Noninfringement Summary Judgment Reversed Based on Reasonable Correction of Obvious Error

The Federal Circuit reversed the noninfringement summary judgment, finding the district court erred in holding that it was not authorized to correct the "detect analyze" error in claim 13 of the '550 patent. The court noted that "[a] district court can correct a patent only if (1) the correction is not subject to reasonable debate based on consideration of the claim language and the specification and (2) the prosecution history does not suggest a different interpretation of the claims." CBT Flint at 9 (quoting Novo Industries L.P. v. Micro Molds Corp., 350 F.3d 1348, 1357 (Fed. Cir. 2003)).
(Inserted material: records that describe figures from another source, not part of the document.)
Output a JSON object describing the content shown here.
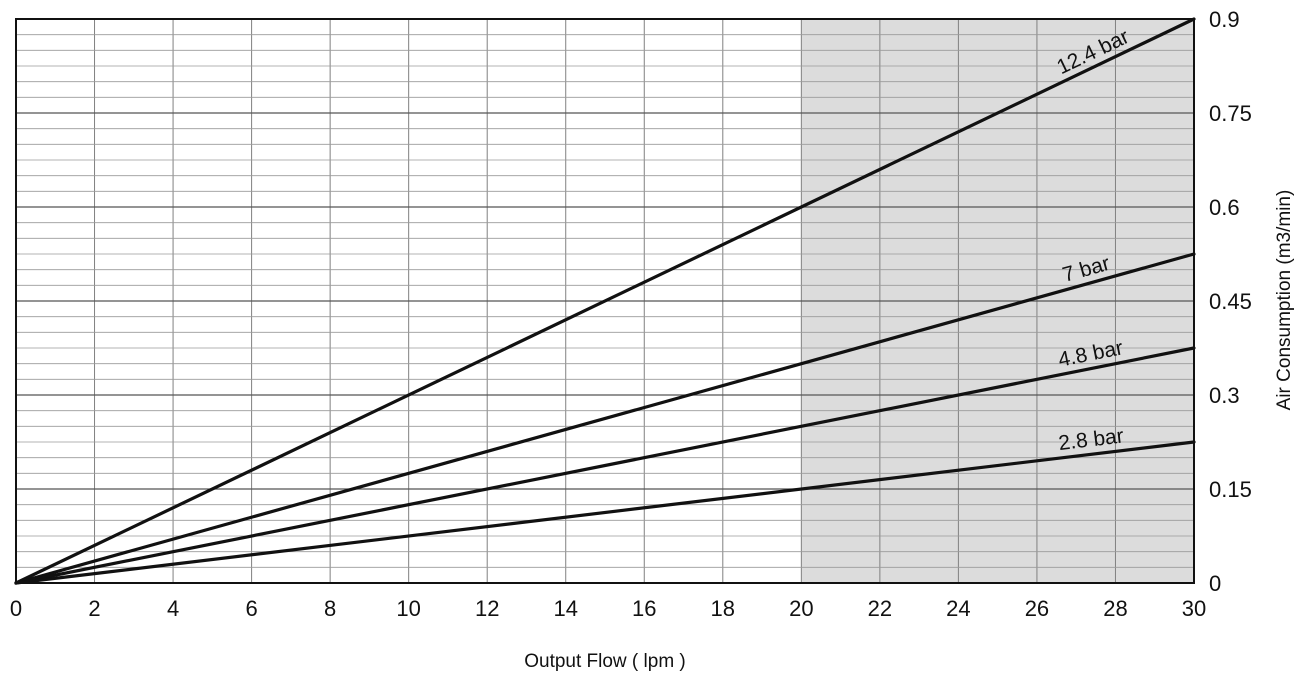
{
  "chart_data": {
    "type": "line",
    "title": "",
    "xlabel": "Output Flow ( lpm )",
    "ylabel": "Air Consumption (m3/min)",
    "xlim": [
      0,
      30
    ],
    "ylim": [
      0,
      0.9
    ],
    "x_ticks": [
      "0",
      "2",
      "4",
      "6",
      "8",
      "10",
      "12",
      "14",
      "16",
      "18",
      "20",
      "22",
      "24",
      "26",
      "28",
      "30"
    ],
    "y_ticks": [
      "0",
      "0.15",
      "0.3",
      "0.45",
      "0.6",
      "0.75",
      "0.9"
    ],
    "y_axis_position": "right",
    "grid": true,
    "shaded_region": {
      "x_from": 20,
      "x_to": 30,
      "color": "#dcdcdc"
    },
    "series": [
      {
        "name": "12.4 bar",
        "x": [
          0,
          30
        ],
        "y": [
          0,
          0.9
        ]
      },
      {
        "name": "7 bar",
        "x": [
          0,
          30
        ],
        "y": [
          0,
          0.525
        ]
      },
      {
        "name": "4.8 bar",
        "x": [
          0,
          30
        ],
        "y": [
          0,
          0.375
        ]
      },
      {
        "name": "2.8 bar",
        "x": [
          0,
          30
        ],
        "y": [
          0,
          0.225
        ]
      }
    ],
    "colors": {
      "line": "#111111",
      "grid": "#808080",
      "frame": "#111111"
    }
  }
}
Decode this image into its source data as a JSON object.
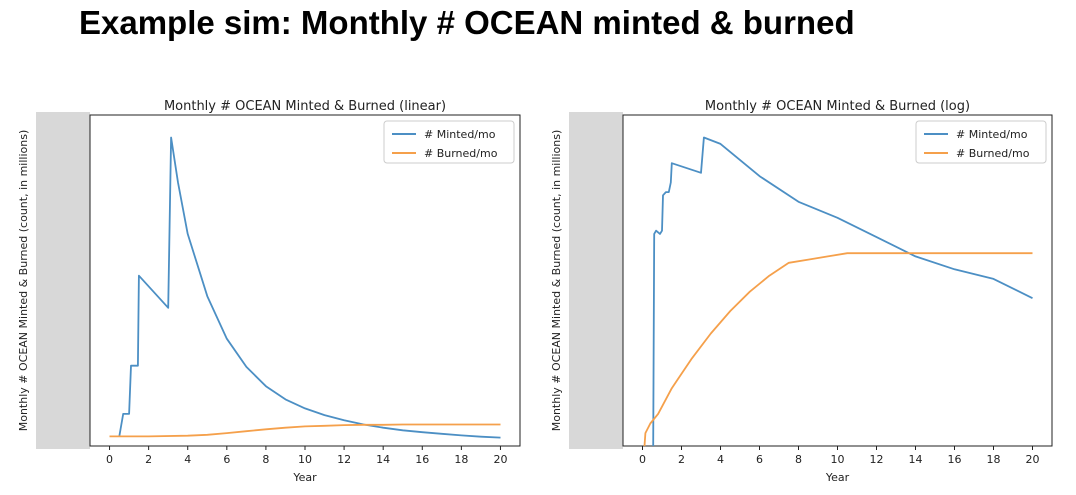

Analyzing the district court's three reasonable alternatives "from the point of view of one skilled in the art," the Federal Circuit concluded that the claim had the same scope and meaning under each alternative, i.e., requiring the computer program to detect and analyze the e-mail. Id. at 9 (citing Ultimax Cement Mfg. Corp. v. CTS Cement Mfg. Corp., 587 F.3d 1339, 1353 (Fed. Cir. 2009)). Namely, the Federal Circuit found that if the word "detect" was deleted, the system would necessarily have to first detect an e-mail in order to analyze the e-mail. Next, the court determined that if the word "analyze" was deleted, after detecting an e-mail, the program would have to analyze the e-mail in order to meet the subsequent limitation "to determine whether or not the sending party is an authorized sending party or an unauthorized sending party." Reviewing the specification, the Federal Circuit found sufficient disclosure to support a claim requiring that the computer be programmed to detect and analyze the e-mail. The court concluded that the addition of the word "and" between the words "detect" and "analyze," "corrects an obvious error." Id. at 11. Additionally, the Federal Circuit criticized the district court's heavy reliance on one portion of the co-inventor's testimony, finding that the testimony merely related to the inventor's recollection of how he intended to draft claim 13. Further, the court found that the district court ignored the inventor's testimony that the claim meaning would be the same under any of the three proposed corrections. In view of its summary judgment reversal, the Federal Circuit vacated the award of costs and remanded for further consideration.